Part D: Bidirectional LSTM Network
Time estimate to run correct implementation: 5-6 hours
The final step of this assignment is to modify your RNN with pretrained word embeddings into a
bidirectional LSTM network. We’ll see that this kind of model performs much better than our previous
ones. NOTE: This part of the assignment will take a long time to train, on the order of 5-6 hours. Start early
so you have time to finish!!
1) You’ll be making changes to your model in the RNN Class. In the init class, for the rnn layer, use
the nn.LSTM function and make sure you pass in the bidirectional argument. Also note that the
fully connected layer now has to map from two hidden layer passes (forward and backward).

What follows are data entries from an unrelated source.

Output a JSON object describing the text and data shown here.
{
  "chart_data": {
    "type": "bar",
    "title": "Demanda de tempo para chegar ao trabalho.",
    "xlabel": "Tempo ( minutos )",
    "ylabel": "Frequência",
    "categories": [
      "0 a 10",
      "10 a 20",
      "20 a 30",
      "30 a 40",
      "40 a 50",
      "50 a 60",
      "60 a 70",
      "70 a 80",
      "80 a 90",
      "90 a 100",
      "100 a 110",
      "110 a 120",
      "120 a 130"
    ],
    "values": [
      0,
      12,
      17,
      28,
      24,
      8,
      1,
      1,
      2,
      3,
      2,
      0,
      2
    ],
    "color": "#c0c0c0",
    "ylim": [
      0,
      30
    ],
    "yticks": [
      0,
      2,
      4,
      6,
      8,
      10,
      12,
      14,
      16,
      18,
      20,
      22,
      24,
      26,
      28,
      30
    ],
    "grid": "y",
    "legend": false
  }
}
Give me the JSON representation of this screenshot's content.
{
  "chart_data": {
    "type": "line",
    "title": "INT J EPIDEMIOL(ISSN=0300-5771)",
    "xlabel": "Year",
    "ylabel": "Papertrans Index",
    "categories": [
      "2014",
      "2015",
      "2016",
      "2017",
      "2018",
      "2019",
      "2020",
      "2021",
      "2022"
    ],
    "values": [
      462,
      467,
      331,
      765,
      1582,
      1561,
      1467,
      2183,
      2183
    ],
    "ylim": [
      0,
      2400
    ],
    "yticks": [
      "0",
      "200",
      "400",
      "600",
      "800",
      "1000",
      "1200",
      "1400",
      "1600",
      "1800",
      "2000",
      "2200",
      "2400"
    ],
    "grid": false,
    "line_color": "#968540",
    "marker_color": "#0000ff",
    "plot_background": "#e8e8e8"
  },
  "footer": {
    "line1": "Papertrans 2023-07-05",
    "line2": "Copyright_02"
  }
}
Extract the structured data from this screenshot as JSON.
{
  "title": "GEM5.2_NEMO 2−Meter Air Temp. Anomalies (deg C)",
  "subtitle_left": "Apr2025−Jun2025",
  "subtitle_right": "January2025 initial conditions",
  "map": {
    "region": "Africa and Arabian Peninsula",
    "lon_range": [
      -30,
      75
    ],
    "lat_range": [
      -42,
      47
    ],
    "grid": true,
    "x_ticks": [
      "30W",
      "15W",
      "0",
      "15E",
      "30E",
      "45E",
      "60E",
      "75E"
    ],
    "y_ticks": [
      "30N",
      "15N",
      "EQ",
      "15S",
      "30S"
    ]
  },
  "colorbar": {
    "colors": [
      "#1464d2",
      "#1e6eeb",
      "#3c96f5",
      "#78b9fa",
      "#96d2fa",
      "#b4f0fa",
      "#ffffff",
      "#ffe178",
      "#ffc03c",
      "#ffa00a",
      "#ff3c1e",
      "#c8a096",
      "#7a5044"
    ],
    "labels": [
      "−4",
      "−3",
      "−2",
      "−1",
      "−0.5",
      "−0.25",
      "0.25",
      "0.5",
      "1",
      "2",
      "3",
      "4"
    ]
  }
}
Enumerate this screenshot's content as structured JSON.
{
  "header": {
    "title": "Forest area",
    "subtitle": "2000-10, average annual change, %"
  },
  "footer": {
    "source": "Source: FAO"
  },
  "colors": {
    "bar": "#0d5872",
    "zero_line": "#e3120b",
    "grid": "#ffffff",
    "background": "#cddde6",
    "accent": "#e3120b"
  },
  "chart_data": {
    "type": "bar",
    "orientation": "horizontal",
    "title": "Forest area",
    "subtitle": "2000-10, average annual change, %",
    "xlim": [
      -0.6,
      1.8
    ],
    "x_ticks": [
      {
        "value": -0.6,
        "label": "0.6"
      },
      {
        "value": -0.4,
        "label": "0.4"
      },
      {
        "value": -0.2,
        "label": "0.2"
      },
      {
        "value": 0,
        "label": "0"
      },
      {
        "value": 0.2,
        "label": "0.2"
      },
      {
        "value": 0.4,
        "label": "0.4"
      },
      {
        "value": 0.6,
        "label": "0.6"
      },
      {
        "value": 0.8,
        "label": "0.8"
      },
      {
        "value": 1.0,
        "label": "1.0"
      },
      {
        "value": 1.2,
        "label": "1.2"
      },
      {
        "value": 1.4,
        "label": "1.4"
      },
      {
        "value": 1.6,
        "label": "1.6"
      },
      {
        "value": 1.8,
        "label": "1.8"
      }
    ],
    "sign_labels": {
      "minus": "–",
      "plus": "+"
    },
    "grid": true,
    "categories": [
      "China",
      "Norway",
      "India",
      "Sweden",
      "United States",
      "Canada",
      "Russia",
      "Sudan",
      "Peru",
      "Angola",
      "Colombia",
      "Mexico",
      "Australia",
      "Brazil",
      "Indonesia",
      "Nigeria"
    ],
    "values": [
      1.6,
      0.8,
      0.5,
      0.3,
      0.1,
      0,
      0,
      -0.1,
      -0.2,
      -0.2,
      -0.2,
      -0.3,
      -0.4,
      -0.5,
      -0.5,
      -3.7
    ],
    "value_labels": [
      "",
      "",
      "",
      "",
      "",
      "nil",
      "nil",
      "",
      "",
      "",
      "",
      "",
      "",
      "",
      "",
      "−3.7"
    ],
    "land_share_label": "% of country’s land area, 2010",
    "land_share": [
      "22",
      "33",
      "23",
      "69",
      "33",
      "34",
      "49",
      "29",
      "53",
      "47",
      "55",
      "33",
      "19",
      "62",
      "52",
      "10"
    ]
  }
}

2) In the forward pass, not much changes from before, besides the addition of the cell. Also note that
you’ll have to concatenate the final forward hidden layer and the final backward hidden layer. If
any of this is unclear, look up example of how nn.lstm works for clarification.
3) Fill out any of the remaining incomplete functions with code from parts B and C.
The result we got with a correct implementation was:
Test Acc: 86.63%
Along with the final accuracy of your trained model, explain why a bidirectional LSTM network offers
advantages compared to a “vanilla” RNN in your README.
Submission
You should submit your assignment through your hidden directory on the Zoo server. Once you are done
with the homework and have finalized the README.txt file, check once again that this is the path for your
homework:
~/hidden/<YOUR_PIN/Homework2/
Please follow this folder structure exactly; otherwise you may lose points for otherwise correct
submissions!
~/hidden/<YOUR_PIN/Homework2/solutionsA.py
~/hidden/<YOUR_PIN/Homework2/solutionsB.py
~/hidden/<YOUR_PIN/Homework2/solutionsC.py
~/hidden/<YOUR_PIN/Homework2/solutionsD.py
~/hidden/<YOUR_PIN/Homework2/README.txt
As a final step, run a script that will set up the permissions to your homework files, so we can access and
run your code to grade it:
/home/classes/cs477/bash_files/hw2_set_permissions.sh <YOUR_PIN
Make sure the command above runs without errors, and do not make any changes or run the code again.
If you do run the code again or make any changes, you need to run the permissions script again.